While some political and party leaders fail to grasp that point, the people are clearly not waiting. Millions of Americans all across the country have taken part in thousands of protests against Trump’s authoritarian actions over the past year. More than five million people turned out for the October 2025 national “No Kings” mobilization, and organizers are shooting for nine million for the next one on March 28.
In Minneapolis, faith leaders, unions, students, and community groups have mounted daily protests in the face of Trump’s violent and retaliatory anti-immigrant “surge.” On Friday, January 23, one quarter of Minnesotans took part in a general strike and day of action against the Trump administration’s occupation of Minneapolis and murder of two of its citizens.
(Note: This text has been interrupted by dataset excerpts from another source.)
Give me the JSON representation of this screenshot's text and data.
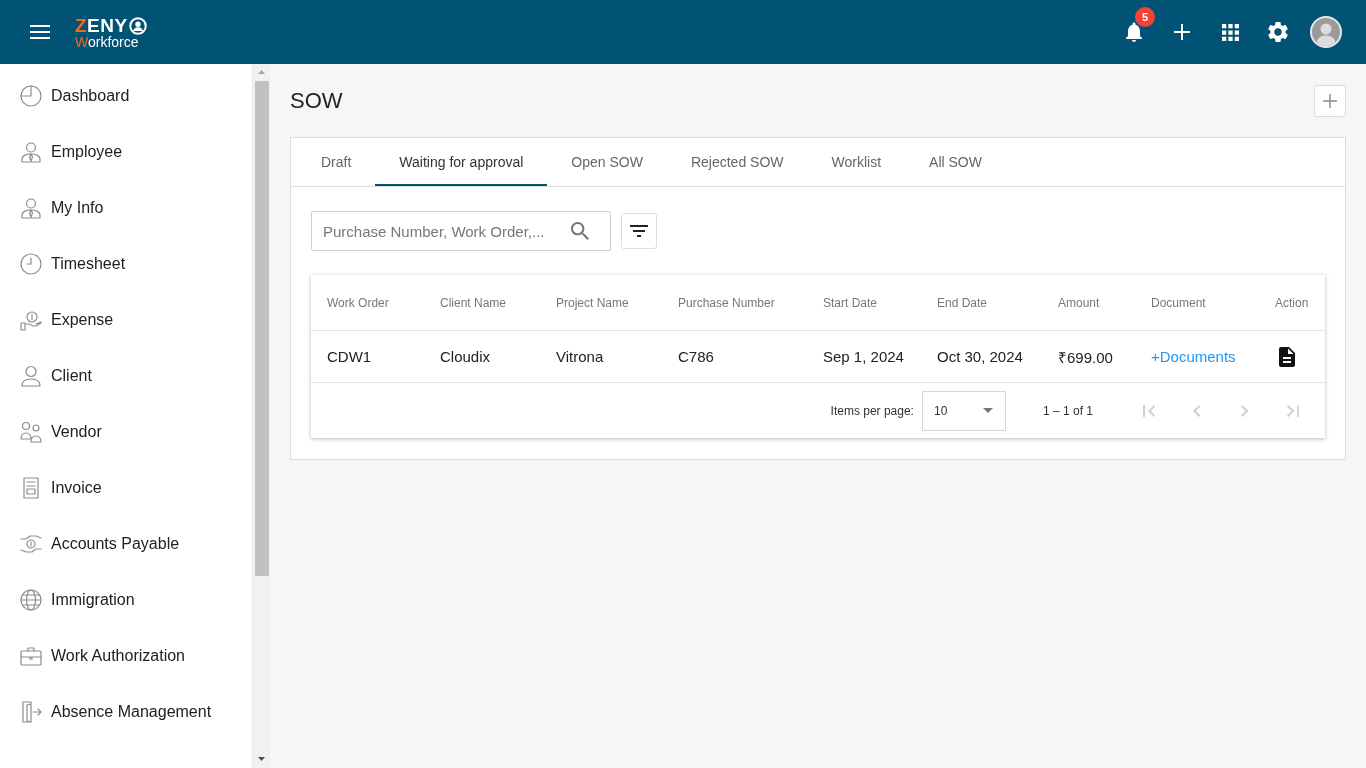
{
  "header": {
    "logo": {
      "title": "ZENY",
      "subtitle": "Workforce"
    },
    "notifications": {
      "count": "5"
    }
  },
  "sidebar": {
    "items": [
      {
        "label": "Dashboard",
        "selected": false
      },
      {
        "label": "Employee",
        "selected": false
      },
      {
        "label": "My Info",
        "selected": false
      },
      {
        "label": "Timesheet",
        "selected": false
      },
      {
        "label": "Expense",
        "selected": false
      },
      {
        "label": "Client",
        "selected": false
      },
      {
        "label": "Vendor",
        "selected": false
      },
      {
        "label": "Invoice",
        "selected": false
      },
      {
        "label": "Accounts Payable",
        "selected": false
      },
      {
        "label": "Immigration",
        "selected": false
      },
      {
        "label": "Work Authorization",
        "selected": false
      },
      {
        "label": "Absence Management",
        "selected": false
      }
    ]
  },
  "page": {
    "title": "SOW"
  },
  "tabs": [
    {
      "label": "Draft",
      "selected": false
    },
    {
      "label": "Waiting for approval",
      "selected": true
    },
    {
      "label": "Open SOW",
      "selected": false
    },
    {
      "label": "Rejected SOW",
      "selected": false
    },
    {
      "label": "Worklist",
      "selected": false
    },
    {
      "label": "All SOW",
      "selected": false
    }
  ],
  "search": {
    "placeholder": "Purchase Number, Work Order,..."
  },
  "table": {
    "columns": [
      "Work Order",
      "Client Name",
      "Project Name",
      "Purchase Number",
      "Start Date",
      "End Date",
      "Amount",
      "Document",
      "Action"
    ],
    "rows": [
      {
        "cells": [
          {
            "kind": "text",
            "text": "CDW1"
          },
          {
            "kind": "text",
            "text": "Cloudix"
          },
          {
            "kind": "text",
            "text": "Vitrona"
          },
          {
            "kind": "text",
            "text": "C786"
          },
          {
            "kind": "text",
            "text": "Sep 1, 2024"
          },
          {
            "kind": "text",
            "text": "Oct 30, 2024"
          },
          {
            "kind": "text",
            "text": "₹699.00"
          },
          {
            "kind": "link",
            "text": "+Documents"
          },
          {
            "kind": "icon"
          }
        ]
      }
    ]
  },
  "paginator": {
    "label": "Items per page:",
    "page_size": "10",
    "range": "1 – 1 of 1",
    "buttons": [
      {
        "disabled": true
      },
      {
        "disabled": true
      },
      {
        "disabled": true
      },
      {
        "disabled": true
      }
    ]
  }
}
People in cities across the country continue to hold rallies and strikes in solidarity with Minnesotans.
Clearly, the stakes have gotten even higher since the No Kings mass marches in June and October. What the Moral Mondays experience shows is the critical importance of consistent action to keep pressure on an increasingly authoritarian regime.
Barber also emphasizes the need to articulate a positive and inclusive agenda as part of the widespread opposition to Trump’s authoritarianism, connecting the assault on democracy to a set of policies that seeks to eliminate poverty. The danger for organizers, he believes, is “not taking seriously the issue of poverty and low wages. Five hundred people were dying from poverty every day before Covid. When we got to 500 people dying a day from Covid, it was an epidemic. That the issues of poverty and low wages are often not raised up and pushed by organizers is a major error.”
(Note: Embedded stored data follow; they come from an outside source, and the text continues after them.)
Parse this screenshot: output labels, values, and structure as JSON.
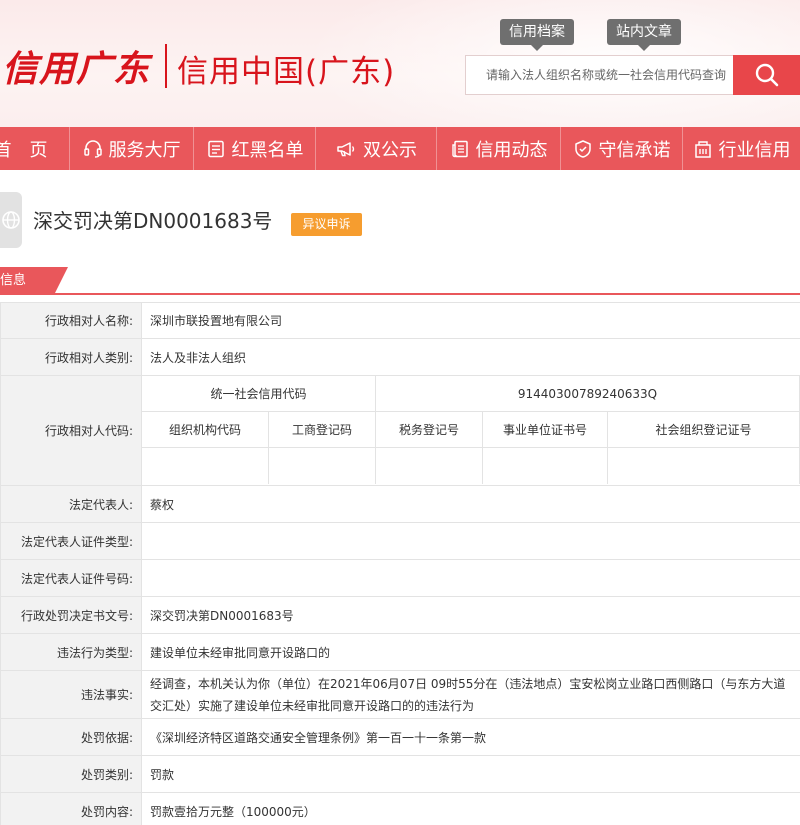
{
  "header": {
    "logo_script": "信用广东",
    "logo_text": "信用中国(广东)",
    "tabs": [
      "信用档案",
      "站内文章"
    ],
    "search_placeholder": "请输入法人组织名称或统一社会信用代码查询"
  },
  "nav": {
    "items": [
      {
        "label": "首　页",
        "icon": "home-icon"
      },
      {
        "label": "服务大厅",
        "icon": "headset-icon"
      },
      {
        "label": "红黑名单",
        "icon": "list-icon"
      },
      {
        "label": "双公示",
        "icon": "megaphone-icon"
      },
      {
        "label": "信用动态",
        "icon": "news-icon"
      },
      {
        "label": "守信承诺",
        "icon": "shield-icon"
      },
      {
        "label": "行业信用",
        "icon": "building-icon"
      }
    ]
  },
  "page": {
    "title": "深交罚决第DN0001683号",
    "appeal_label": "异议申诉",
    "section_label": "基础信息"
  },
  "record": {
    "rows": [
      {
        "label": "行政相对人名称:",
        "value": "深圳市联投置地有限公司"
      },
      {
        "label": "行政相对人类别:",
        "value": "法人及非法人组织"
      },
      {
        "label": "法定代表人:",
        "value": "蔡权"
      },
      {
        "label": "法定代表人证件类型:",
        "value": ""
      },
      {
        "label": "法定代表人证件号码:",
        "value": ""
      },
      {
        "label": "行政处罚决定书文号:",
        "value": "深交罚决第DN0001683号"
      },
      {
        "label": "违法行为类型:",
        "value": "建设单位未经审批同意开设路口的"
      },
      {
        "label": "违法事实:",
        "value": "经调查，本机关认为你（单位）在2021年06月07日 09时55分在（违法地点）宝安松岗立业路口西侧路口（与东方大道交汇处）实施了建设单位未经审批同意开设路口的的违法行为"
      },
      {
        "label": "处罚依据:",
        "value": "《深圳经济特区道路交通安全管理条例》第一百一十一条第一款"
      },
      {
        "label": "处罚类别:",
        "value": "罚款"
      },
      {
        "label": "处罚内容:",
        "value": "罚款壹拾万元整（100000元）"
      }
    ],
    "codes": {
      "label": "行政相对人代码:",
      "usc_header": "统一社会信用代码",
      "usc_value": "91440300789240633Q",
      "sub_headers": [
        "组织机构代码",
        "工商登记码",
        "税务登记号",
        "事业单位证书号",
        "社会组织登记证号"
      ],
      "sub_values": [
        "",
        "",
        "",
        "",
        ""
      ]
    }
  },
  "colors": {
    "brand_red": "#d8141c",
    "nav_red": "#e9575b",
    "appeal_orange": "#f69d2f"
  }
}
By contrast, he argues, “When we frame our movement as a moral movement, what it does is gives us our flexibility, our dexterity. We have to begin to understand that anybody who is concerned about the environment and is not at the same time fighting for voting rights is missing it.”
In North Carolina, Barber is now calling for a new mass march from Wilson, NC to Raleigh between February 11 and 14. The mobilization focuses on the racist impact of the legislature’s latest gerrymandered congressional map. “We’re calling for a massive moral people’s assembly — to launch a season of moralization,” he said. “At this particular gathering we’re not going to be partisan, we’re going to be principled. If you love voting rights, if you love fully funded public education, if you love healthcare for all people, it’s time to love forward together.”
“We need to learn the lessons from history — particularly Black history, which is central to fighting the fascism and the white supremacy that we faced in earlier periods of American history,” Laughinghouse concludes.